TIM: Working in rain is for me, the worst. All other conditions I can manage and adapt, but shooting all day(s) long in the rain is very hard and depressing. On the other hand, you might not take that many pictures as on a sunny day, but when you have a few good ones, the result is amazing. Most satisfying moments are for me the ones where you work like crazy in crazy conditions and where you also end up with crazy and spectacular photographs!
CORBIS: In the Tour de France I imagine there’s quite a lot of waiting, what do you do during this time?

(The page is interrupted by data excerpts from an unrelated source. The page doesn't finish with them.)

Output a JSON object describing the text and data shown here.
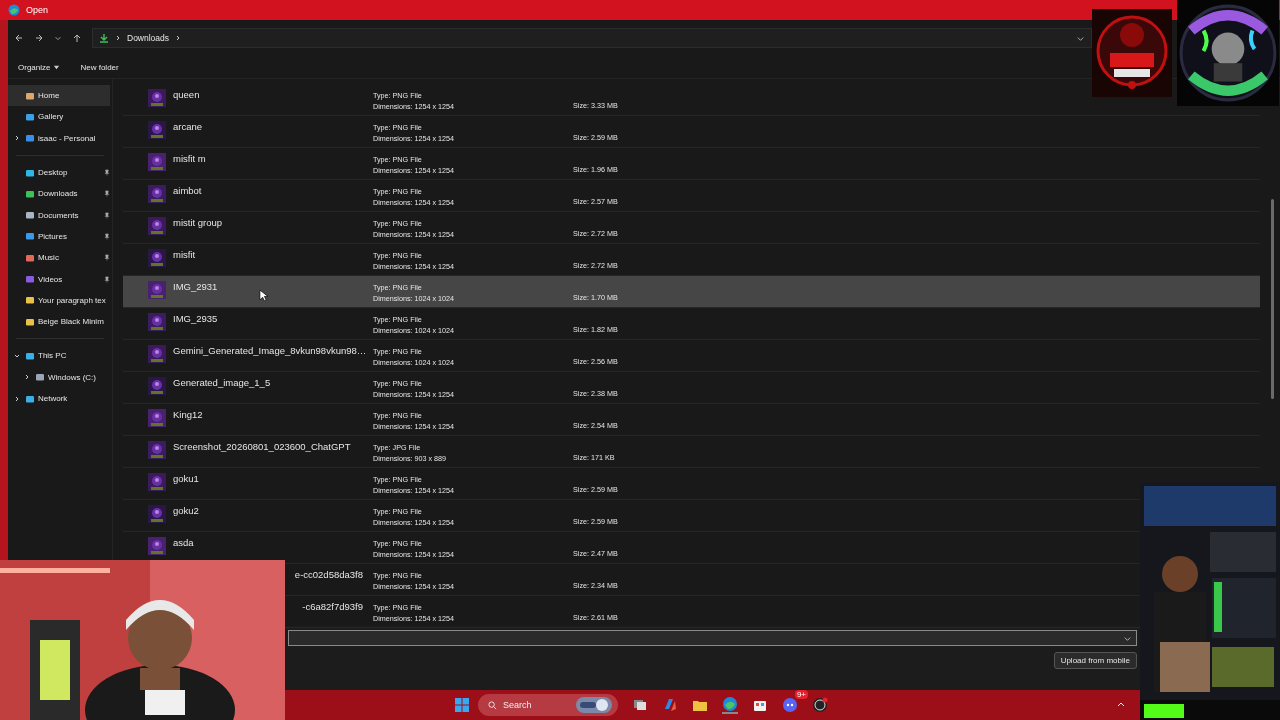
{
  "window": {
    "title": "Open"
  },
  "address_bar": {
    "path": [
      "Downloads"
    ]
  },
  "toolbar": {
    "organize": "Organize",
    "new_folder": "New folder"
  },
  "sidebar": {
    "groups": [
      [
        {
          "label": "Home",
          "selected": true,
          "pinned": false
        },
        {
          "label": "Gallery",
          "selected": false,
          "pinned": false
        },
        {
          "label": "isaac - Personal",
          "selected": false,
          "pinned": false,
          "expanded": false
        }
      ],
      [
        {
          "label": "Desktop",
          "selected": false,
          "pinned": true
        },
        {
          "label": "Downloads",
          "selected": false,
          "pinned": true
        },
        {
          "label": "Documents",
          "selected": false,
          "pinned": true
        },
        {
          "label": "Pictures",
          "selected": false,
          "pinned": true
        },
        {
          "label": "Music",
          "selected": false,
          "pinned": true
        },
        {
          "label": "Videos",
          "selected": false,
          "pinned": true
        },
        {
          "label": "Your paragraph tex",
          "selected": false,
          "pinned": false
        },
        {
          "label": "Beige Black Minim",
          "selected": false,
          "pinned": false
        }
      ],
      [
        {
          "label": "This PC",
          "selected": false,
          "pinned": false,
          "expanded": true,
          "children": [
            {
              "label": "Windows (C:)",
              "selected": false,
              "pinned": false,
              "expanded": false
            }
          ]
        },
        {
          "label": "Network",
          "selected": false,
          "pinned": false,
          "expanded": false
        }
      ]
    ]
  },
  "files": [
    {
      "kind": "file",
      "name": "queen",
      "type": "Type: PNG File",
      "dimensions": "Dimensions: 1254 x 1254",
      "size": "Size: 3.33 MB",
      "selected": false
    },
    {
      "kind": "file",
      "name": "arcane",
      "type": "Type: PNG File",
      "dimensions": "Dimensions: 1254 x 1254",
      "size": "Size: 2.59 MB",
      "selected": false
    },
    {
      "kind": "file",
      "name": "misfit m",
      "type": "Type: PNG File",
      "dimensions": "Dimensions: 1254 x 1254",
      "size": "Size: 1.96 MB",
      "selected": false
    },
    {
      "kind": "file",
      "name": "aimbot",
      "type": "Type: PNG File",
      "dimensions": "Dimensions: 1254 x 1254",
      "size": "Size: 2.57 MB",
      "selected": false
    },
    {
      "kind": "file",
      "name": "mistit group",
      "type": "Type: PNG File",
      "dimensions": "Dimensions: 1254 x 1254",
      "size": "Size: 2.72 MB",
      "selected": false
    },
    {
      "kind": "file",
      "name": "misfit",
      "type": "Type: PNG File",
      "dimensions": "Dimensions: 1254 x 1254",
      "size": "Size: 2.72 MB",
      "selected": false
    },
    {
      "kind": "file",
      "name": "IMG_2931",
      "type": "Type: PNG File",
      "dimensions": "Dimensions: 1024 x 1024",
      "size": "Size: 1.70 MB",
      "selected": true
    },
    {
      "kind": "file",
      "name": "IMG_2935",
      "type": "Type: PNG File",
      "dimensions": "Dimensions: 1024 x 1024",
      "size": "Size: 1.82 MB",
      "selected": false
    },
    {
      "kind": "file",
      "name": "Gemini_Generated_Image_8vkun98vkun98…",
      "type": "Type: PNG File",
      "dimensions": "Dimensions: 1024 x 1024",
      "size": "Size: 2.56 MB",
      "selected": false
    },
    {
      "kind": "file",
      "name": "Generated_image_1_5",
      "type": "Type: PNG File",
      "dimensions": "Dimensions: 1254 x 1254",
      "size": "Size: 2.38 MB",
      "selected": false
    },
    {
      "kind": "file",
      "name": "King12",
      "type": "Type: PNG File",
      "dimensions": "Dimensions: 1254 x 1254",
      "size": "Size: 2.54 MB",
      "selected": false
    },
    {
      "kind": "file",
      "name": "Screenshot_20260801_023600_ChatGPT",
      "type": "Type: JPG File",
      "dimensions": "Dimensions: 903 x 889",
      "size": "Size: 171 KB",
      "selected": false
    },
    {
      "kind": "file",
      "name": "goku1",
      "type": "Type: PNG File",
      "dimensions": "Dimensions: 1254 x 1254",
      "size": "Size: 2.59 MB",
      "selected": false
    },
    {
      "kind": "file",
      "name": "goku2",
      "type": "Type: PNG File",
      "dimensions": "Dimensions: 1254 x 1254",
      "size": "Size: 2.59 MB",
      "selected": false
    },
    {
      "kind": "file",
      "name": "asda",
      "type": "Type: PNG File",
      "dimensions": "Dimensions: 1254 x 1254",
      "size": "Size: 2.47 MB",
      "selected": false
    },
    {
      "kind": "partial",
      "name": "e-cc02d58da3f8",
      "type": "Type: PNG File",
      "dimensions": "Dimensions: 1254 x 1254",
      "size": "Size: 2.34 MB",
      "selected": false
    },
    {
      "kind": "partial",
      "name": "-c6a82f7d93f9",
      "type": "Type: PNG File",
      "dimensions": "Dimensions: 1254 x 1254",
      "size": "Size: 2.61 MB",
      "selected": false
    }
  ],
  "bottom": {
    "upload_button": "Upload from mobile"
  },
  "taskbar": {
    "search_placeholder": "Search",
    "chat_badge": "9+"
  }
}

TIM: Free time in the Tour de France, no way! It’s not only about covering the race witch starts in general around 11:00am and finishes around 5:30pm. We wake up daily around 8:00am, depending on the kind of stage and distances, shower, breakfast and transfer to the start, which could be sometimes 1-2 hours driving. We have to be at the start line one hour before, since that’s when the teams are arriving. Then about 6-7 hours on the back of the motorbike capturing the race, no time for lunch at midday as the race doesn’t stop and you have to keep your eyes open for unexpected things at all times. The race finishes around 5:30 pm. I rush to the pressroom to edit and send out all pictures of the day, which takes about 3 hours. I go back to the hotel afterwards via motorbike, usually a 30 minute to 2 hour drive. By the time I arrive at the hotel it is usually after 10pm. The kitchen and restaurants are closing, so there’s no time to shower! By the time dinner is done, I check into my room, shower and get into bed. By that time it’s around 1am. This is our schedule for the full 3 weeks! You’re living for more than 3 weeks in a separated world, with no news and or any other leisure, apart from the ones of the race itself.

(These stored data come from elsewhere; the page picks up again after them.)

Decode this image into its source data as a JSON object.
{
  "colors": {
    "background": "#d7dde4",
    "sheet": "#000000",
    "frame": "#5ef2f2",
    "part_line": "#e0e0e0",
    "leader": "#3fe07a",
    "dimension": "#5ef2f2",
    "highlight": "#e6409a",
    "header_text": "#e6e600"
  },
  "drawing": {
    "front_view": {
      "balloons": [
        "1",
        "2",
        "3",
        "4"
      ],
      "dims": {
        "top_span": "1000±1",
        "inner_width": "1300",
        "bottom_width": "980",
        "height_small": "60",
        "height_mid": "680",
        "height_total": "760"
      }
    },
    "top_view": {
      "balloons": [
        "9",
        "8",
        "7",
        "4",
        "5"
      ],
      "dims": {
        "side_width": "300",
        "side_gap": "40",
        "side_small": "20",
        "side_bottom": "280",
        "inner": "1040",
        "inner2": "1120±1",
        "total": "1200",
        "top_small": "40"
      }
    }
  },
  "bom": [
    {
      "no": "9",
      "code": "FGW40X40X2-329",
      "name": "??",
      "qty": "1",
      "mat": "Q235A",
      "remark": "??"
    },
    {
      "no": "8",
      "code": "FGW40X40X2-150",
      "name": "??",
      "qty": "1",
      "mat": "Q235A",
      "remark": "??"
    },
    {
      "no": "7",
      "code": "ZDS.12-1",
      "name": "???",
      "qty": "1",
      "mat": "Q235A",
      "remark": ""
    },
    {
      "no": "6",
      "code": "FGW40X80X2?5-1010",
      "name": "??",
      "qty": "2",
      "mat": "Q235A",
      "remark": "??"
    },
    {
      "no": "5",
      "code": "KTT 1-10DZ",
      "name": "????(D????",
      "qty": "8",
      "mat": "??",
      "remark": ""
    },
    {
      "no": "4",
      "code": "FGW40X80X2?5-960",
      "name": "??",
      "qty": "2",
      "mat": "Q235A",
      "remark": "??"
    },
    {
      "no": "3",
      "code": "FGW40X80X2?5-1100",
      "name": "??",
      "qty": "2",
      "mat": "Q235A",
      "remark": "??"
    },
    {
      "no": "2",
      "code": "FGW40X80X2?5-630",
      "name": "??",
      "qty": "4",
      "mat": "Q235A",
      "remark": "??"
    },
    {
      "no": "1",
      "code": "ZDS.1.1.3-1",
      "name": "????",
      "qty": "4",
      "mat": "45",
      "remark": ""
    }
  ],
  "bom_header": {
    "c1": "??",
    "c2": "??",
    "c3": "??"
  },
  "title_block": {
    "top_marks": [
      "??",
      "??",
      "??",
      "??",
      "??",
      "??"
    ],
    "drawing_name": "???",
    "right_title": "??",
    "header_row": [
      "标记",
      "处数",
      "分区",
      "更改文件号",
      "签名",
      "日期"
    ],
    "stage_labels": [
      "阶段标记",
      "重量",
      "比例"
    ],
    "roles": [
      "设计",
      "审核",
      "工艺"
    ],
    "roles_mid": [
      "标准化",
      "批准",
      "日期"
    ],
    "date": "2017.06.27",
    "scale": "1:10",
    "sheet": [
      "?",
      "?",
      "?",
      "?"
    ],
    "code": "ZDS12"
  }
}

CORBIS: How did you get into this area of photography? What are your other hobbies and interests?
TIM: I’ve started being an all-round photographer, working for different international agencies, covering news, politics, war, sports, studio, show business. In the first 5 years, of my 23 years, I became more and more specialised in sports photography. I have now covered 7 Olympics, 4 soccer World Cups and world championships of almost all kinds of sports. Today, I’m more or less specialised in cycling photography, but I consider myself still as a general sports photographer as well as landscape-, portrait-,studio,-photographer. I always try to do as many things as possible, although it is not always possible due to the full cycling schedule. Photographing cycling means more than 250 days/year on the road, being on the back of a motorbike for more than 70.000 Km, so there is very little time left to do anything else, so my work is my hobby at the same time! Cycling is a great and perfect way to discover the world, different food, cultures, and habits. But, don’t forget and don’t underestimate, it’s also a very demanding and physical job, carrying about 12kg of equipment every day, jumping and running around. It’s like being at the gym for 7 hours a day, every day, but it keeps you fit at the same time. It’s already hard when you like it, so if you don’t like it and/or you don’t give yourself 100% daily, then you would be better off not starting it.

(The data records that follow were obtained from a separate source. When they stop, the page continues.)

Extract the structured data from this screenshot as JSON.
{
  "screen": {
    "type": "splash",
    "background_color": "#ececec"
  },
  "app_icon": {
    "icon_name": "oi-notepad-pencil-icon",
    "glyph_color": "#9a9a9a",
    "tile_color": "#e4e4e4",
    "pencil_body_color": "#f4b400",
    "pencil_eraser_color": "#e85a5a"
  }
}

CORBIS: There is such an intense period of training for these kinds of races. What affects you the most to see? The family on the sidelines? Or watching people accomplish a goal they’ve been working towards for years?
TIM: Cycling photography is, I believe, the ONLY sport in the world where a sports photographer is actually participating in the sport, being part of the “peloton” on the back of a motorbike, riding within the athletes and seeing, hearing, and capturing things from the first row above all others, even TV. Very few are privileged to share that experience!